In early 2006, a bi-partisan sponsored bill was presented in the Vermont legislature. It was a bill that sought a creative, new approach to problems associated with the 21 year-old drinking age by licensing young adult drinkers and by creating significant incentives and penalties, in the form of eligibility for the license, to reduce underage drinking. Yet this bill went nowhere, despite expressions of support across a wide political spectrum. The reason: unless and until the federal government grants a waiver of current law, Vermont will not put at risk its receipt of federal highway funds. In the fiscal year 2005, the amount in question was approximately $17 million.

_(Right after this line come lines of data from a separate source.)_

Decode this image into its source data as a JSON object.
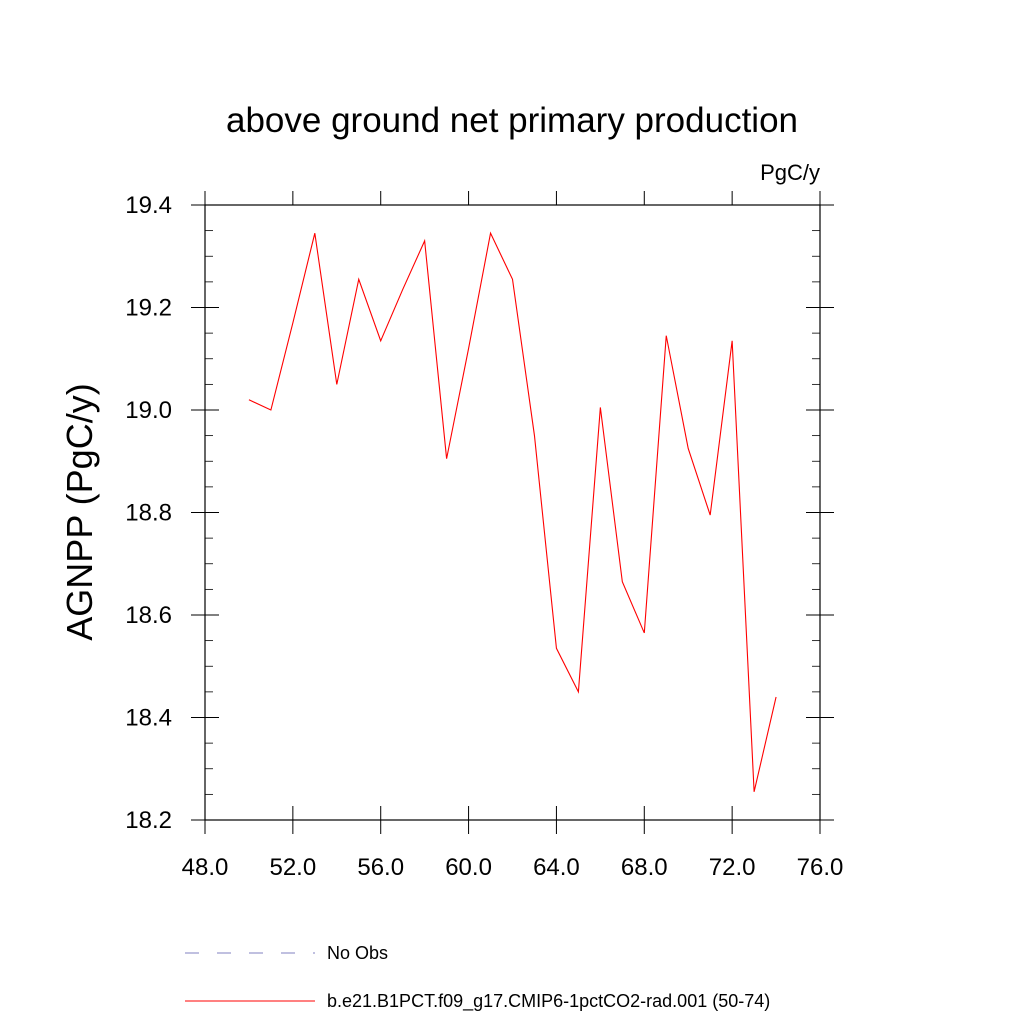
{
  "chart_data": {
    "type": "line",
    "title": "above ground net primary production",
    "units_label": "PgC/y",
    "xlabel": "",
    "ylabel": "AGNPP  (PgC/y)",
    "xlim": [
      48,
      76
    ],
    "ylim": [
      18.2,
      19.4
    ],
    "x_ticks": [
      "48.0",
      "52.0",
      "56.0",
      "60.0",
      "64.0",
      "68.0",
      "72.0",
      "76.0"
    ],
    "y_ticks": [
      "18.2",
      "18.4",
      "18.6",
      "18.8",
      "19.0",
      "19.2",
      "19.4"
    ],
    "grid": false,
    "legend_position": "bottom",
    "series": [
      {
        "name": "b.e21.B1PCT.f09_g17.CMIP6-1pctCO2-rad.001 (50-74)",
        "color": "#ff0000",
        "style": "solid",
        "x": [
          50,
          51,
          52,
          53,
          54,
          55,
          56,
          57,
          58,
          59,
          60,
          61,
          62,
          63,
          64,
          65,
          66,
          67,
          68,
          69,
          70,
          71,
          72,
          73,
          74
        ],
        "y": [
          19.02,
          19.0,
          19.17,
          19.345,
          19.05,
          19.255,
          19.135,
          19.235,
          19.33,
          18.905,
          19.12,
          19.345,
          19.255,
          18.95,
          18.535,
          18.45,
          19.005,
          18.665,
          18.565,
          19.145,
          18.925,
          18.795,
          19.135,
          18.255,
          18.44
        ]
      }
    ],
    "legend": [
      {
        "label": "No Obs",
        "color": "#8080c0",
        "style": "dashed"
      },
      {
        "label": "b.e21.B1PCT.f09_g17.CMIP6-1pctCO2-rad.001 (50-74)",
        "color": "#ff0000",
        "style": "solid"
      }
    ]
  }
}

So what can state legislatures do in the meantime?

State exceptions

In actuality, the National Minimum Drinking Age Act allows for several different exceptions to Legal Age 21. States are allowed to legislate any of the following exceptions to the law prohibiting purchase, possession and consumption of alcohol by anyone under the age of 21:

· For an established religious purpose
· When accompanied by a parent, guardian, or spouse who is 21 years or older.
· For medical purposes when prescribed by a physician
· In private clubs or establishments

A majority of states take advantage of these allowances by legislating exceptions to possession or consumption of alcohol by “minors” under 21, and to the furnishing of alcohol by legal-aged individuals. For example, 30 states currently allow for parents to provide their children with alcohol in the privacy of their own homes. But in the remaining 20, parents are barred from providing their children with alcohol until the child’s 21st birthday. Those who adhere to strict rules at home in keeping with state laws are, in fact, prevented from introducing young adults to alcohol in a controlled home environment.  This often relegates initial drinking experiences to settings where there is little or no supervision or guidance and a great deal of peer pressure to experiment. Parents across the country should be allowed and encouraged to provide their own children (and not their children’s friends) with alcohol in the context of teaching and modeling responsible decisions about alcohol and its use.